Current estimates suggest that there may be trillions of dollars in such overseas low-tax jurisdictions being “stored.” There is evidence to suggest that these funds if brought back to the U.S., would substantially stimulate economic activity and create enormous revenues for the federal government.
By way of background, European governments have historically applied a more limited “territorial” system, whereby corporate residents (and in certain circumstances individuals) pay income tax only on income earned or sourced or repatriated to the home country. In these countries, companies may repatriate earnings from foreign subsidiaries without any additional tax in the home country. This is typically done by way of a “participation exemption,” which allows parents to eliminate any such subsidiary dividends from their home country’s taxable income base.
As a result, U.S. corporations face a significant competitive disadvantage to their European counterparts. In addition, the U.S. corporate tax rate by many accounts is practically the highest in the world.

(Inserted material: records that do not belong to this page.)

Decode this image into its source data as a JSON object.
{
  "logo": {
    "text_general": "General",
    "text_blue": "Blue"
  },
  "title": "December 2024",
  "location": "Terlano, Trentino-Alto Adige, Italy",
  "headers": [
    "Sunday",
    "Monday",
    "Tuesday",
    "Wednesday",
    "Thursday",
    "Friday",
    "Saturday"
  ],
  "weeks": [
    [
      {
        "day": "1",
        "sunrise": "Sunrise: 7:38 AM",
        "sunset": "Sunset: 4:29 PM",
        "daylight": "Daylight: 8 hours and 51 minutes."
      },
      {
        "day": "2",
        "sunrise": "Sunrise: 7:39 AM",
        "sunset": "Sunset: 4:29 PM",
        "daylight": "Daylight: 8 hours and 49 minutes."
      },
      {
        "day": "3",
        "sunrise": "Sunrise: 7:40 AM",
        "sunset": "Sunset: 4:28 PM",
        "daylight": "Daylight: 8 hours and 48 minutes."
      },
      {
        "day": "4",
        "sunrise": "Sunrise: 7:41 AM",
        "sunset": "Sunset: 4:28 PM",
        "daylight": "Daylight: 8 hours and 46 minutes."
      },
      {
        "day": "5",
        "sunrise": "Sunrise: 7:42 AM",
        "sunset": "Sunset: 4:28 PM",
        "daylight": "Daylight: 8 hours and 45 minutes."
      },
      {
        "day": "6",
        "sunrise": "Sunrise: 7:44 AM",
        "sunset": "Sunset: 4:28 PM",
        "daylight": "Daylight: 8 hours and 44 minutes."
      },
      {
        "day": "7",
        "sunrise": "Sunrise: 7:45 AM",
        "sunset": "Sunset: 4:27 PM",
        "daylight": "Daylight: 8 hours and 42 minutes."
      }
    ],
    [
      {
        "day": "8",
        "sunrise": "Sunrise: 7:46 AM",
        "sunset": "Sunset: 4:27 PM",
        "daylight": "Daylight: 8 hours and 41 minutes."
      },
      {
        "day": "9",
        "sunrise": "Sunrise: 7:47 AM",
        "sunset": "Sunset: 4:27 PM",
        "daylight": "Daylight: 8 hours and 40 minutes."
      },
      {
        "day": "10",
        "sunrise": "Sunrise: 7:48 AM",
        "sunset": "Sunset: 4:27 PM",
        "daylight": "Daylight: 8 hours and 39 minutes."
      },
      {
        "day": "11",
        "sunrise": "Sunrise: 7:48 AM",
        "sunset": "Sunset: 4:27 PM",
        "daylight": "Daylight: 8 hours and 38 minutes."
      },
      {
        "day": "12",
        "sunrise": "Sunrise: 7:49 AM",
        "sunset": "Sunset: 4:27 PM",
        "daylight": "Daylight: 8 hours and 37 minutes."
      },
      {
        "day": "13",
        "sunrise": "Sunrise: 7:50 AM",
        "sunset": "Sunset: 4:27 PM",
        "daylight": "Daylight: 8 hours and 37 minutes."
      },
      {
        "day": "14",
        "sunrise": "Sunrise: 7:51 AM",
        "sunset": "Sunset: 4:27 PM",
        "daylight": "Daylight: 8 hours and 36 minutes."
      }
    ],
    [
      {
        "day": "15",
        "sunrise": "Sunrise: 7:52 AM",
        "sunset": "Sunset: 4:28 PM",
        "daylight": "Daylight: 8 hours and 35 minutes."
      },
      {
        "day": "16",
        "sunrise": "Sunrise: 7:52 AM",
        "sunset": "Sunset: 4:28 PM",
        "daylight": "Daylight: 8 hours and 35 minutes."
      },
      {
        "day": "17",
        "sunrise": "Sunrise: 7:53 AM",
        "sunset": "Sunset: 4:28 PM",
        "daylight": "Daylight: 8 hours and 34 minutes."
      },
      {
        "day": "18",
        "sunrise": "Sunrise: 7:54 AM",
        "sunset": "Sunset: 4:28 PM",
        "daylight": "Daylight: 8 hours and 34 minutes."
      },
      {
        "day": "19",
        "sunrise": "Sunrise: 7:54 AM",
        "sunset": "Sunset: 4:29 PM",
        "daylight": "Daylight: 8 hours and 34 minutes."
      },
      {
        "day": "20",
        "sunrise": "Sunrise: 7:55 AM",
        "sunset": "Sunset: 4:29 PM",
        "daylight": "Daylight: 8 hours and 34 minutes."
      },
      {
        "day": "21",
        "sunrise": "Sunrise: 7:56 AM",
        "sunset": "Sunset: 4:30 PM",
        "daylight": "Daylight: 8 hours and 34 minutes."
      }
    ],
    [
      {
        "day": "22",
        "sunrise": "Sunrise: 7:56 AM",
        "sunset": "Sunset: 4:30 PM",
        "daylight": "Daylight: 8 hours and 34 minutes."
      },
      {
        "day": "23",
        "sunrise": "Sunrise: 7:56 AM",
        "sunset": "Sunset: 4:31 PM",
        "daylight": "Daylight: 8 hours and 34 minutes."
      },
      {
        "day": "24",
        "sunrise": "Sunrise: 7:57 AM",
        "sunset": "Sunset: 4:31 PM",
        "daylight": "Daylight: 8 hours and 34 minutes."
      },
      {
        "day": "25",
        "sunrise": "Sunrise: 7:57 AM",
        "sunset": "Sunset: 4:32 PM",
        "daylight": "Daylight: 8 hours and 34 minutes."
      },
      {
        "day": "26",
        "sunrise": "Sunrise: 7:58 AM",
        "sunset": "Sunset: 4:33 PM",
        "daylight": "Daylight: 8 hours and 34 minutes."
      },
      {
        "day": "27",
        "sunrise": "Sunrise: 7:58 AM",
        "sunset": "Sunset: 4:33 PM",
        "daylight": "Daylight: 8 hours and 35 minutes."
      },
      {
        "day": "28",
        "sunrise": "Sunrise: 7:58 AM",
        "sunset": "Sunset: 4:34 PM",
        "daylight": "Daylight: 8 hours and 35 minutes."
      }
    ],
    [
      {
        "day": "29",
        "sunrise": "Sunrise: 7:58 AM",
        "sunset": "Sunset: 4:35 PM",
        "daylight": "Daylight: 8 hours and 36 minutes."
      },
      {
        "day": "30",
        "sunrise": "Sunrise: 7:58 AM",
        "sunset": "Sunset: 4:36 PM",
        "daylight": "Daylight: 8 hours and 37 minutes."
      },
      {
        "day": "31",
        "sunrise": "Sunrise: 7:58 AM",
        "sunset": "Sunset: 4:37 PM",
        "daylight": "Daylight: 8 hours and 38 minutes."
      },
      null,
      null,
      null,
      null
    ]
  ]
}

The Republicans in Congress and President-Elect Trump both have proposals to end the Roman style “global” taxation model for corporations and replace it with a European-style “territorial” model. This in and of itself will encourage the repatriation of hundreds of billions of dollars in future corporate earnings from foreign subsidiaries to the U.S. Public and private shareholders will simply demand it.
There are also proposals to have a one-time low tax on deemed (or perhaps actual) repatriations of past accumulated foreign subsidiary income. Congressional Republicans and President-Elect Trump also have proposals to lower the overall corporate tax rate to the high teens or the low to mid-twenties, from its current rate of the mid-thirties. To most current observers, these changes would necessarily involve the en masse repeal of the bulk of the controlled foreign corporation rules excepting the rules of passive foreign deferred and accrued income.
IV. What to Expect: I look at the Tana Leaves to See Which Changes, Like the Mummy from Karnak, Arrive.
U.S. taxpayers can expect the following changes, in my opinion:
1) a significant lowering of individual rates;
2) a significant lowering of corporate rates;
3) the end of the estate and generation-skipping transfer tax and its replacement with a single lifetime gift tax system at reasonable rates, and or the actual or deemed taxation of capital gain assets at death under capital gains rates;
4) the end of the worldwide U.S. corporate tax system, and its replacement with a European-style territorial system requiring the repeal of the anti-deferral controlled foreign corporation rules.